L’article L1454-2 du Code du travail dispose qu’à défaut pour les parties de respecter les modalités de communication fixées, le bureau de conciliation et d’orientation peut radier l’affaire ou la renvoyer à la première date utile devant le bureau de jugement.
L’article R1414-19 du Code du travail dispose que le bureau de jugement peut écarter des débats les prétentions, moyens et pièces communiquées sans motif légitime après la date fixée pour les échanges et dont la tardiveté porte atteinte aux droits de la défense.
Aussi, si le défendeur conclu tardivement, il est possible de solliciter le rejet de ses pièces et conclusions devant le bureau de jugement. Tout cela est parfaitement théorique, car la procédure reste orale, et chaque conseil de prud’hommes agira en fonction de ses habitudes ou de ses usages…. Il s’agit d’une gestion du calendrier procédural au doigt mouillé….
L’article R1454-2 du Code du travail dispose également qu’en cas de non-production des documents ou justifications demandés, il peut renvoyer l’affaire à la première date utile devant le bureau de jugement. Ce bureau tire toute conséquence de l’abstention de la partie ou de son refus.
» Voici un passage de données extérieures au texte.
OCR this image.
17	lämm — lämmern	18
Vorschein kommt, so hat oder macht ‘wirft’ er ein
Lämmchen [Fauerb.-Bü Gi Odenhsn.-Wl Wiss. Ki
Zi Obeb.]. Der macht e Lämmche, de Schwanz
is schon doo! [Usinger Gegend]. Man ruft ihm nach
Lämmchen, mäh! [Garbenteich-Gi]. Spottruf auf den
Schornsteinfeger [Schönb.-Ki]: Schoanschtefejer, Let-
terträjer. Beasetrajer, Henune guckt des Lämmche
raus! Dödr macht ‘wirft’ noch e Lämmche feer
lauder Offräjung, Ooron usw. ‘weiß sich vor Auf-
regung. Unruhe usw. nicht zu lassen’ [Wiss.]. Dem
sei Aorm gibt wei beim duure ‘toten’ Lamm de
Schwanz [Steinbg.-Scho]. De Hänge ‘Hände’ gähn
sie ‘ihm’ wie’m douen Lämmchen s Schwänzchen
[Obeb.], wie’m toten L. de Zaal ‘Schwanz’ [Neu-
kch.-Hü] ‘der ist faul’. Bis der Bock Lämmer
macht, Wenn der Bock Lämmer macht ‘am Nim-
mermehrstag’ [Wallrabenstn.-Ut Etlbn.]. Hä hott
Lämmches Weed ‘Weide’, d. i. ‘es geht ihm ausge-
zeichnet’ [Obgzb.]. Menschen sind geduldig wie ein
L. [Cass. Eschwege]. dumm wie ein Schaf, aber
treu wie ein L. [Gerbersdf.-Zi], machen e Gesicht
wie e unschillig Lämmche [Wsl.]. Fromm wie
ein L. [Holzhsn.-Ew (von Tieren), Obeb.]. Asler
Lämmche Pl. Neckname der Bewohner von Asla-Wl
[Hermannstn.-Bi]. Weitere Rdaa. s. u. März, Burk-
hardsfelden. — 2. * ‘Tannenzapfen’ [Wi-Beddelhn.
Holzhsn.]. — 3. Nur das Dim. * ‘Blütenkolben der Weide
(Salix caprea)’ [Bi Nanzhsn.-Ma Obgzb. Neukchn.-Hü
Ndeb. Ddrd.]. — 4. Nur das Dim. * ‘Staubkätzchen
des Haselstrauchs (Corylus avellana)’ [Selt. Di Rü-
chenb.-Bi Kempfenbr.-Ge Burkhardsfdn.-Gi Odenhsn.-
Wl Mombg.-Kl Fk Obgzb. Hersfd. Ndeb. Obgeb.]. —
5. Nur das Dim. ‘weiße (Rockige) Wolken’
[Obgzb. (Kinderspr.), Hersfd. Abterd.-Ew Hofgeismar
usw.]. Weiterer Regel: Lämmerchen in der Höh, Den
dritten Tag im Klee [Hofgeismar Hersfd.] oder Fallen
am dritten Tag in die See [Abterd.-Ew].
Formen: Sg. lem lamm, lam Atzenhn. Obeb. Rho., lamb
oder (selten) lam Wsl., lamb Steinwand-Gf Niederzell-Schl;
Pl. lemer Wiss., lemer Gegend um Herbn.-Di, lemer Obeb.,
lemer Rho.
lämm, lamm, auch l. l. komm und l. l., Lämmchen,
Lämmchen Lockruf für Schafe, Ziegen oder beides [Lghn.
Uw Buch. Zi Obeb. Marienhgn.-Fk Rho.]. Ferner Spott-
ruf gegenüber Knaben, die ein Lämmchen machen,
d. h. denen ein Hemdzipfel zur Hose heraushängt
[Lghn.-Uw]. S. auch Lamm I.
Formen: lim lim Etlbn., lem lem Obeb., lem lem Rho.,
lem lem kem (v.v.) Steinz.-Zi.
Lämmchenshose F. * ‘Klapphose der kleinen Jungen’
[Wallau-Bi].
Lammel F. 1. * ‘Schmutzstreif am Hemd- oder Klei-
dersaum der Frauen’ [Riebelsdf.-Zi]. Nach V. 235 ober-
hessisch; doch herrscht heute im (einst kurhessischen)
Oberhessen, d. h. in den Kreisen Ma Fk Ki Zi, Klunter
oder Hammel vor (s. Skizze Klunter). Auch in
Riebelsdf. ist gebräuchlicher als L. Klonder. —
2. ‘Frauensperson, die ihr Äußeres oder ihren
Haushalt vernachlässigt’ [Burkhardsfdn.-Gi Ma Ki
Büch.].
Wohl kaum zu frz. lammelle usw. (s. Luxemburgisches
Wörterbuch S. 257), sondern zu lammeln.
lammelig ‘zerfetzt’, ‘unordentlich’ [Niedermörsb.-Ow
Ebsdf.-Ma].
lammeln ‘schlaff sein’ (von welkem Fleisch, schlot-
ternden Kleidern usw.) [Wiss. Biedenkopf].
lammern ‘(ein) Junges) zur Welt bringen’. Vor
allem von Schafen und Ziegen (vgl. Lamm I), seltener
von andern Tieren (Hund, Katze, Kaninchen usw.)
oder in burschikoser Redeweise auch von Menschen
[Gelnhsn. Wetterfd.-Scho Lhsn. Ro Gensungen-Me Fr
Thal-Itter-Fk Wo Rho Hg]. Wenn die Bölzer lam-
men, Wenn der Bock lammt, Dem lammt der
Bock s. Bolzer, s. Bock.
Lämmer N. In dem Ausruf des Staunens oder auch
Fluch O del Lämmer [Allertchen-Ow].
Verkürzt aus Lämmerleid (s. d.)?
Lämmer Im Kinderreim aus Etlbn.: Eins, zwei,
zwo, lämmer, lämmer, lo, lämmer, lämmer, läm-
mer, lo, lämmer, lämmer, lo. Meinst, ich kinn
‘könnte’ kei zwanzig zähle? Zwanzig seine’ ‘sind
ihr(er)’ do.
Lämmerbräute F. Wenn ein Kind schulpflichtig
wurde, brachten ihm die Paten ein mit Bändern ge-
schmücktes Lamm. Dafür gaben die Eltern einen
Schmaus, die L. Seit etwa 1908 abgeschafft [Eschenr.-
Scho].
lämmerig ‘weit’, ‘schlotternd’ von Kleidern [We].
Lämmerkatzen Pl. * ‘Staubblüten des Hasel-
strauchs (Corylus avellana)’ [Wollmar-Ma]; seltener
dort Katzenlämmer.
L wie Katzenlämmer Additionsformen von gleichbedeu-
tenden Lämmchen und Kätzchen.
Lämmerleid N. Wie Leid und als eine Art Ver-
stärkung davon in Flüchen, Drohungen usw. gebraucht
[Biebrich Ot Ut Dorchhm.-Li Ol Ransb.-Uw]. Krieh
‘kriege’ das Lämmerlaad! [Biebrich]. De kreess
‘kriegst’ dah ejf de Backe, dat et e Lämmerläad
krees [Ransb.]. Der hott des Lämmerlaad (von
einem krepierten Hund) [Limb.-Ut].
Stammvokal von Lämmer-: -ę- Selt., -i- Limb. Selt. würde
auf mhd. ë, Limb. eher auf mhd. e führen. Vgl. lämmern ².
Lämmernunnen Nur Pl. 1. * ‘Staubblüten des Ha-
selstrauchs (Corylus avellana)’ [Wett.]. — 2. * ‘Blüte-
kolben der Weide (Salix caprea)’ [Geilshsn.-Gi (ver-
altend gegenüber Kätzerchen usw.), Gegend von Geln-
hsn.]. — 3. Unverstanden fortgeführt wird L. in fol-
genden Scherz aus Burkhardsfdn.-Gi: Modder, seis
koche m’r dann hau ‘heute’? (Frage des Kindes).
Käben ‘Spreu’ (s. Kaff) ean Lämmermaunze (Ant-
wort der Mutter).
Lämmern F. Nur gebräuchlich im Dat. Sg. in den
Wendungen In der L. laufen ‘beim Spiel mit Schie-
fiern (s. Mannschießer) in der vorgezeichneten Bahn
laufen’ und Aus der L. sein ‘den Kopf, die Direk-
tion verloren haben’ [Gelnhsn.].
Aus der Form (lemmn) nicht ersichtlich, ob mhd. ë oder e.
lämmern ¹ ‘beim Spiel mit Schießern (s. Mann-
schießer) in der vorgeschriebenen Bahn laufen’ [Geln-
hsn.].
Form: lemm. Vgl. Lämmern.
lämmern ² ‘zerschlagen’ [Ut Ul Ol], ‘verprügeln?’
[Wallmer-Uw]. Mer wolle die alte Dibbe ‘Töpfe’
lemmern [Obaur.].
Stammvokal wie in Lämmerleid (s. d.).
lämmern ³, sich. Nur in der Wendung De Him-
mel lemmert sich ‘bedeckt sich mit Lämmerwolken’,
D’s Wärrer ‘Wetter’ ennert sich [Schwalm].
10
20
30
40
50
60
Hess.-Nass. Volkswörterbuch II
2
Bref, c’est le flou le plus total.
En théorie, si certaines pièces jugées utiles pour comprendre le litige ne sont pas produites, le Conseil de prud’hommes pourra légitimement penser que la partie qui ne produit pas cette pièce ou ces pièces cherche à lui cacher des éléments utiles pour le dossier, en tirer toute conséquence signifie condamner la partie défaillante ou la débouter de ses demandes.
Le bureau de conciliation et d’orientation peut désigner un ou deux conseillers rapporteurs pour procéder à la mise en état de l’affaire. Lorsque deux conseillers sont désignés, l’un est salarié, l’autre est employeur (article R 1454-3 et article R 1454-4 du code du travail).
En pratique, cette disposition sera très rarement appliquée, faute de temps et de moyens. Ce sont finalement les deux faiblesses actuelles de la justice en général.